When I first put the door back in position, I noticed that there was a gap between the bottom frame and the floor. Since we step on this all the time, the door frame flexes and this can't be good and can be the reason why the frame was cracked at the corners.

I had to put a shim of some sort under the door, I didn't want to use wood, so I decided to put some more Bondo short-strand FG filler. To get the correct thickness, I simply spread some filler and let the door squeeze it to the appropriate thickness. This way I was sure I got the right thickness. To prevent the door from sticking in the filler, I covered it with groceries plastic bags (FG filler doesn't stick to plastic bags).

Once the filler was set I took the door off, removed the plastic bags, trimmed the excess filler, and I was left with this:



Not super nice, but once the door is back on, nothing of this will be seen, and the bottom of my door frame is now fully supported.

So I finally put the door in place, sealed with butyl tape all around. Then I bolted the step back on, also using butyl.

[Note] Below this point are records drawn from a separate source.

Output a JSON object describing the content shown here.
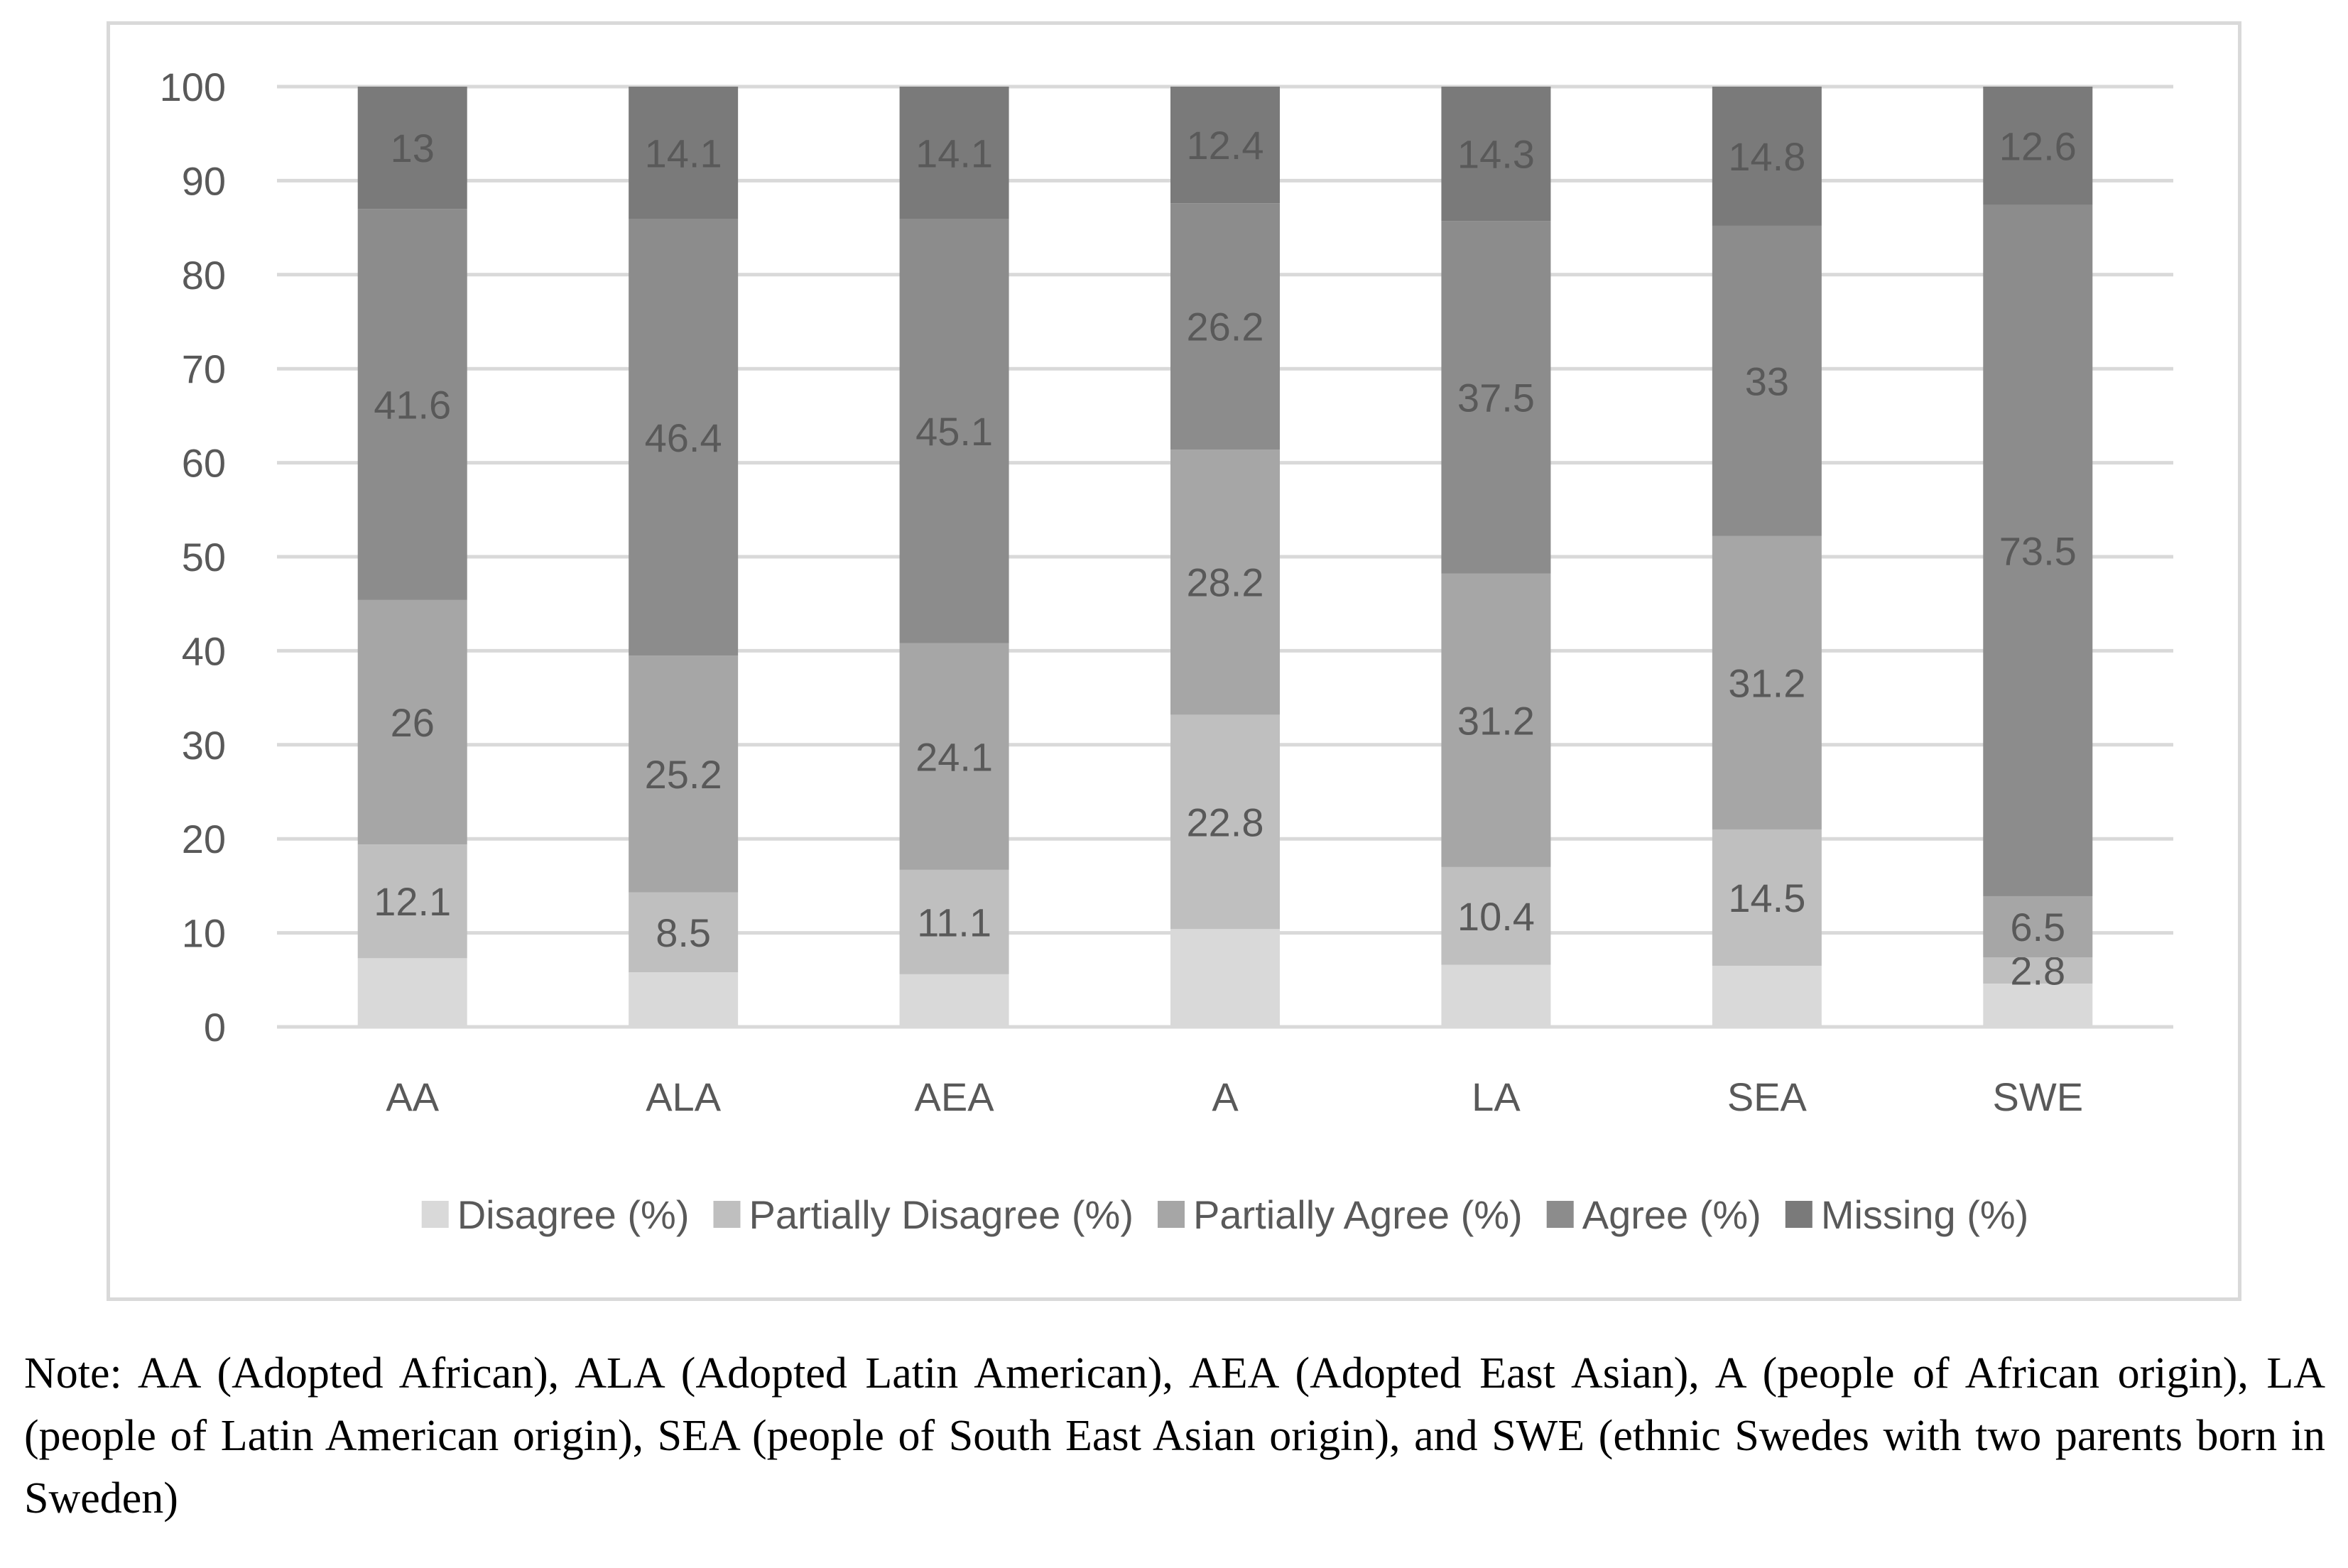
{
  "chart_data": {
    "type": "bar",
    "stacked": true,
    "title": "",
    "xlabel": "",
    "ylabel": "",
    "ylim": [
      0,
      100
    ],
    "yticks": [
      0,
      10,
      20,
      30,
      40,
      50,
      60,
      70,
      80,
      90,
      100
    ],
    "grid": true,
    "legend_position": "bottom",
    "categories": [
      "AA",
      "ALA",
      "AEA",
      "A",
      "LA",
      "SEA",
      "SWE"
    ],
    "series": [
      {
        "name": "Disagree (%)",
        "color": "#d9d9d9",
        "values": [
          7.3,
          5.8,
          5.6,
          10.4,
          6.6,
          6.5,
          4.6
        ],
        "labels": [
          "",
          "",
          "",
          "",
          "",
          "",
          ""
        ]
      },
      {
        "name": "Partially Disagree (%)",
        "color": "#bfbfbf",
        "values": [
          12.1,
          8.5,
          11.1,
          22.8,
          10.4,
          14.5,
          2.8
        ],
        "labels": [
          "12.1",
          "8.5",
          "11.1",
          "22.8",
          "10.4",
          "14.5",
          "2.8"
        ]
      },
      {
        "name": "Partially Agree (%)",
        "color": "#a6a6a6",
        "values": [
          26,
          25.2,
          24.1,
          28.2,
          31.2,
          31.2,
          6.5
        ],
        "labels": [
          "26",
          "25.2",
          "24.1",
          "28.2",
          "31.2",
          "31.2",
          "6.5"
        ]
      },
      {
        "name": "Agree (%)",
        "color": "#8c8c8c",
        "values": [
          41.6,
          46.4,
          45.1,
          26.2,
          37.5,
          33,
          73.5
        ],
        "labels": [
          "41.6",
          "46.4",
          "45.1",
          "26.2",
          "37.5",
          "33",
          "73.5"
        ]
      },
      {
        "name": "Missing (%)",
        "color": "#7a7a7a",
        "values": [
          13,
          14.1,
          14.1,
          12.4,
          14.3,
          14.8,
          12.6
        ],
        "labels": [
          "13",
          "14.1",
          "14.1",
          "12.4",
          "14.3",
          "14.8",
          "12.6"
        ]
      }
    ],
    "label_color": "#595959",
    "axis_text_color": "#595959",
    "grid_color": "#d9d9d9"
  },
  "note": {
    "text": "Note: AA (Adopted African), ALA (Adopted Latin American), AEA (Adopted East Asian), A (people of African origin), LA (people of Latin American origin), SEA (people of South East Asian origin), and SWE (ethnic Swedes with two parents born in Sweden)"
  }
}
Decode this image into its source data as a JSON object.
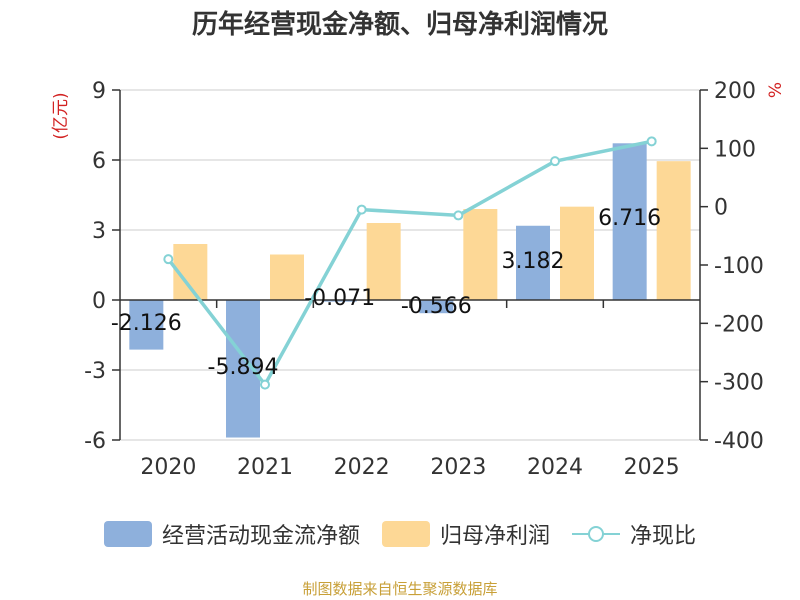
{
  "title": "历年经营现金净额、归母净利润情况",
  "footer": "制图数据来自恒生聚源数据库",
  "chart_data": {
    "type": "bar",
    "categories": [
      "2020",
      "2021",
      "2022",
      "2023",
      "2024",
      "2025"
    ],
    "left_axis": {
      "label": "(亿元)",
      "min": -6,
      "max": 9,
      "ticks": [
        -6,
        -3,
        0,
        3,
        6,
        9
      ]
    },
    "right_axis": {
      "label": "%",
      "min": -400,
      "max": 200,
      "ticks": [
        -400,
        -300,
        -200,
        -100,
        0,
        100,
        200
      ]
    },
    "grid": true,
    "legend_position": "bottom",
    "series": [
      {
        "name": "经营活动现金流净额",
        "type": "bar",
        "axis": "left",
        "color": "#8eb0dc",
        "values": [
          -2.126,
          -5.894,
          -0.071,
          -0.566,
          3.182,
          6.716
        ],
        "labels": [
          "-2.126",
          "-5.894",
          "-0.071",
          "-0.566",
          "3.182",
          "6.716"
        ]
      },
      {
        "name": "归母净利润",
        "type": "bar",
        "axis": "left",
        "color": "#fdd896",
        "values": [
          2.4,
          1.95,
          3.3,
          3.9,
          4.0,
          5.95
        ]
      },
      {
        "name": "净现比",
        "type": "line",
        "axis": "right",
        "color": "#84d2d5",
        "values": [
          -90,
          -305,
          -5,
          -15,
          78,
          112
        ]
      }
    ]
  }
}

Step is now much more stiff, being bolted in new solid wood.



All is left to do on the door is putting some seals, which is in fact only stick-on closed-cell weather striping.

Next was a long overdue cleanup of the interior. Since last fall I've worked inside this trailer without really cleaning or pickup up the wood scraps, old parts, old screws, nails, bolts and nuts, bit of electrical wire or insulation, saw dust, metal shavings, hand tools, power tools, etc. It was getting hard to work in the trailer, and it was about the same in my shop!
So I got everything out, trashed the junk, and we went for a pretty intense cleanup of the interior, something that had never been done since we bought the trailer.



Now the interior reno is almost completely done. All is left is the flooring, and new curtains.